What is happening is a gradual but growing understanding of the ocean, something Huang says many Chinese people fear because of a lack of water safety knowledge. "They don't understand the ocean, and girls don't want to get tan because they want to keep their white skin," Huang says. "But that is all recently changing because surfing has become a fashion sport in China. We have an Olympic program, and all the international media exposure highlights the lifestyle and brings a lot more people to the beach to enjoy the fun of surfing."

To fill out the remainder of the program, Townend visited a government-run swimming academy -- the one that produced Olympic champion Sun Yang -- in hopes of finding athletes with an interest in learning to surf. "Some of the kids had never seen the ocean," Townend says. "I did some exercises, put them on a skateboard, had them jump to their feet on a surfboard, and whittled them down from 20 to six kids. Then they were told, 'You're not swimmers anymore. Now you're surfers.'"

There's just one problem with that plan. Anyone who's stepped on a surfboard knows the process is a bit more complicated than that.

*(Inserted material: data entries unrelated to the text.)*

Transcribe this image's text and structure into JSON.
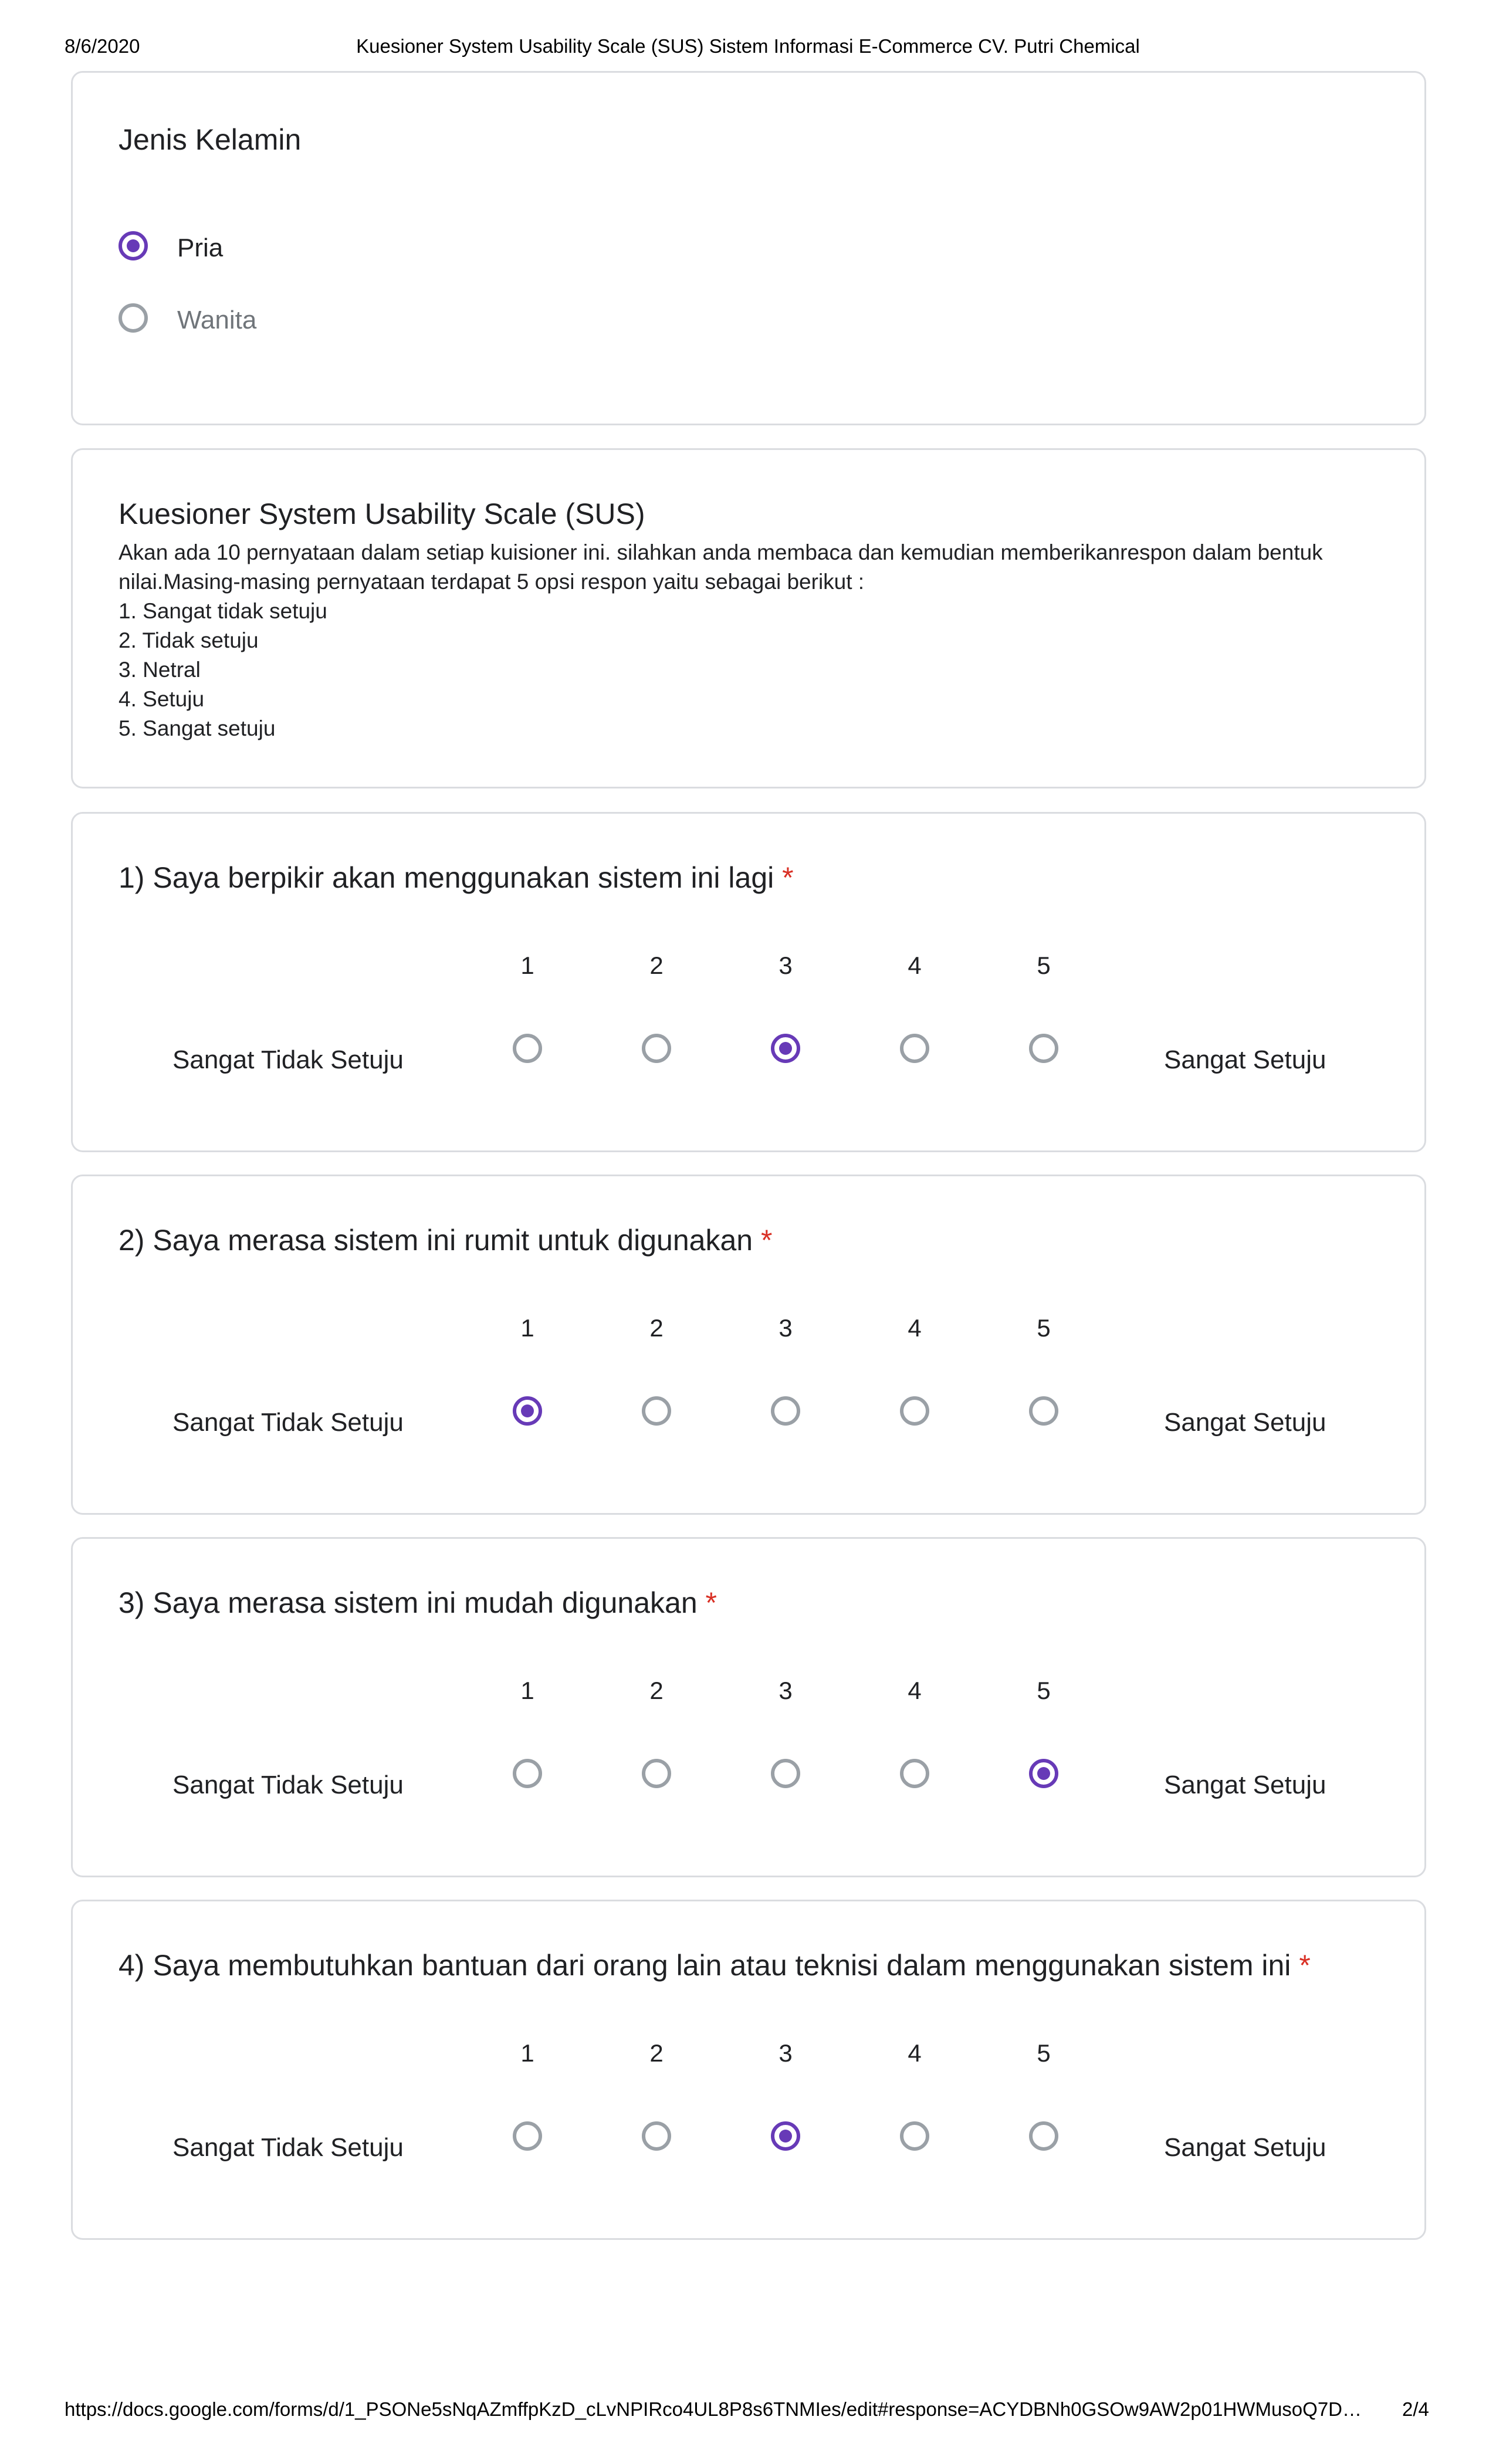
{
  "header": {
    "date": "8/6/2020",
    "title": "Kuesioner System Usability Scale (SUS) Sistem Informasi E-Commerce CV. Putri Chemical"
  },
  "gender": {
    "title": "Jenis Kelamin",
    "options": [
      {
        "label": "Pria",
        "selected": true
      },
      {
        "label": "Wanita",
        "selected": false
      }
    ]
  },
  "section": {
    "title": "Kuesioner System Usability Scale (SUS)",
    "description": "Akan ada 10 pernyataan dalam setiap kuisioner ini. silahkan anda membaca dan kemudian memberikanrespon dalam bentuk nilai.Masing-masing pernyataan terdapat 5 opsi respon yaitu sebagai berikut :\n1. Sangat tidak setuju\n2. Tidak setuju\n3. Netral\n4. Setuju\n5. Sangat setuju"
  },
  "scale": {
    "numbers": [
      "1",
      "2",
      "3",
      "4",
      "5"
    ],
    "low_label": "Sangat Tidak Setuju",
    "high_label": "Sangat Setuju"
  },
  "questions": [
    {
      "title": "1) Saya berpikir akan menggunakan sistem ini lagi",
      "required": "*",
      "selected": 3
    },
    {
      "title": "2) Saya merasa sistem ini rumit untuk digunakan",
      "required": "*",
      "selected": 1
    },
    {
      "title": "3) Saya merasa sistem ini mudah digunakan",
      "required": "*",
      "selected": 5
    },
    {
      "title": "4) Saya membutuhkan bantuan dari orang lain atau teknisi dalam menggunakan sistem ini",
      "required": "*",
      "selected": 3
    }
  ],
  "footer": {
    "url": "https://docs.google.com/forms/d/1_PSONe5sNqAZmffpKzD_cLvNPIRco4UL8P8s6TNMIes/edit#response=ACYDBNh0GSOw9AW2p01HWMusoQ7D…",
    "page": "2/4"
  },
  "colors": {
    "accent": "#673ab7",
    "required": "#d93025",
    "border": "#dadce0"
  }
}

"The government administration is having a hard time understanding you can't teach the ocean," Townend says. "You have to go out and get smashed and bashed until you learn. There isn't an accelerated process to learning to catch a wave. They think they can apply the mentality of basketball or gymnastics to surfing. They think there is a pixie dust we can sprinkle to get there quicker."

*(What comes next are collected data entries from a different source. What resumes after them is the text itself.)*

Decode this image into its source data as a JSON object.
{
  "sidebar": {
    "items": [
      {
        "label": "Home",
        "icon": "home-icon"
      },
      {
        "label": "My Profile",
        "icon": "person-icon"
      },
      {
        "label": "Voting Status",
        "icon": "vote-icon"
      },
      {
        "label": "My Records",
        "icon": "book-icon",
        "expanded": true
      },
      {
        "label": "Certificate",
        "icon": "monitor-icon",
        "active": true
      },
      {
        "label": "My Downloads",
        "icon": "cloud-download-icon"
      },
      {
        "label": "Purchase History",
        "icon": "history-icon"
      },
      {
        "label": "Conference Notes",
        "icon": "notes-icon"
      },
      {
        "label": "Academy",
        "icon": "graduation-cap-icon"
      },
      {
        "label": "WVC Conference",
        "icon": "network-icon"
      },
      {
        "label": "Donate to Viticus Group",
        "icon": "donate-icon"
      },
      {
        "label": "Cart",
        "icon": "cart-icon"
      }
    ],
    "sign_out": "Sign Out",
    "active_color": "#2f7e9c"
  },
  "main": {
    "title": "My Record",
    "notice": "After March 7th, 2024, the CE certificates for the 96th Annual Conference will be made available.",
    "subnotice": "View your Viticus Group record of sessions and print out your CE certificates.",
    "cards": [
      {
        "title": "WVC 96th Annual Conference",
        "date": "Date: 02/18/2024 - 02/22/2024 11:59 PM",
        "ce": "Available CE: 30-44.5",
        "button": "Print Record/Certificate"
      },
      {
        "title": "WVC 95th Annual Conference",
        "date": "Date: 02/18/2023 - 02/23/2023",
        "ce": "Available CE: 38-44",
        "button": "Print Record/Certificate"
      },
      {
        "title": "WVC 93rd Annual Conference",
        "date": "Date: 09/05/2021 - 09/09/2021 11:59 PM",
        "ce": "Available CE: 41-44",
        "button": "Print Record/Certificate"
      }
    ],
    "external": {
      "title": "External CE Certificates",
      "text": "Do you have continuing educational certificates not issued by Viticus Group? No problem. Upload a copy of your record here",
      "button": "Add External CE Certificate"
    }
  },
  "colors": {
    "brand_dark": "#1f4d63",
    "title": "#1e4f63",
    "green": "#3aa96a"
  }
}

The Chinese snowboarding program, which began in 2005 and pulled athletes from martial arts and gymnastics, has yet to produce an Olympic medalist -- and those athletes do not have to learn how to catch the halfpipe.

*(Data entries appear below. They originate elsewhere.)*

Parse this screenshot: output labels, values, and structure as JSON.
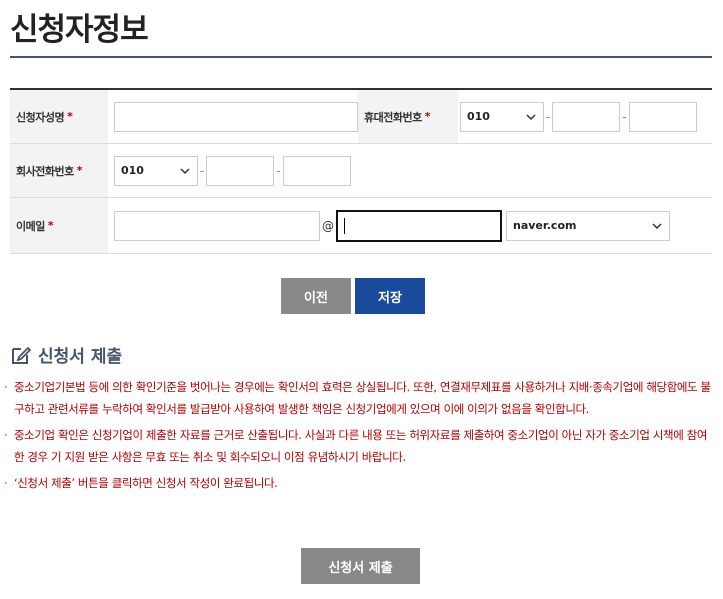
{
  "page": {
    "title": "신청자정보"
  },
  "form": {
    "name_label": "신청자성명",
    "mobile_label": "휴대전화번호",
    "company_phone_label": "회사전화번호",
    "email_label": "이메일",
    "required_mark": "*",
    "mobile_prefix": "010",
    "company_prefix": "010",
    "at_sign": "@",
    "dash": "-",
    "email_domain": "naver.com"
  },
  "buttons": {
    "prev": "이전",
    "save": "저장",
    "submit": "신청서 제출"
  },
  "section": {
    "title": "신청서 제출",
    "notes": [
      "중소기업기본법 등에 의한 확인기준을 벗어나는 경우에는 확인서의 효력은 상실됩니다. 또한, 연결재무제표를 사용하거나 지배·종속기업에 해당함에도 불구하고 관련서류를 누락하여 확인서를 발급받아 사용하여 발생한 책임은 신청기업에게 있으며 이에 이의가 없음을 확인합니다.",
      "중소기업 확인은 신청기업이 제출한 자료를 근거로 산출됩니다. 사실과 다른 내용 또는 허위자료를 제출하여 중소기업이 아닌 자가 중소기업 시책에 참여한 경우 기 지원 받은 사항은 무효 또는 취소 및 회수되오니 이점 유념하시기 바랍니다.",
      "‘신청서 제출’ 버튼을 클릭하면 신청서 작성이 완료됩니다."
    ],
    "bullet": "·"
  }
}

The seemingly impossible challenge is what Eric Crane, owner of Electric sunglasses, says drew him to sponsoring the Chinese team. "PT told me the story and immediately visions of the Jamaican bobsled team and the movie 'Eddie the Eagle' came into my head," Crane says. "If these guys can go from nothing to qualify to compete at the Olympic level, that's a story I want to help come to life. It could be so exciting if told well."

For this Olympic cycle, however, it might be more of a fairy tale. Although the Olympic qualifying process is yet to be determined, only 20 men and 20 women will compete in Tokyo. That means two men and two women from each of the top 10 countries likely will qualify. "To be honest, the only way China will qualify [in 2020] is if we put together an international heritage program," Townend says of his directive from the Chinese government to find world-class surfers from around the world who can secure Chinese passports by December.

But in the future, that all could change. In October, the program moves into a state-of-the-art high-performance surfing center that is being constructed on the north shore of Hainan, and that will allow the athletes to train when the ocean's flat. So in 2024 or 2028, Townend believes the first Chinese-born surfer could qualify for the Olympics.

"I'm on the ground floor of developing a culture in a country," he says. "And I'm coaching one of the top three Olympic nations. It's a challenge, but it's a great challenge. I turn 65 next year. This is probably the last thing I'm really challenged to do."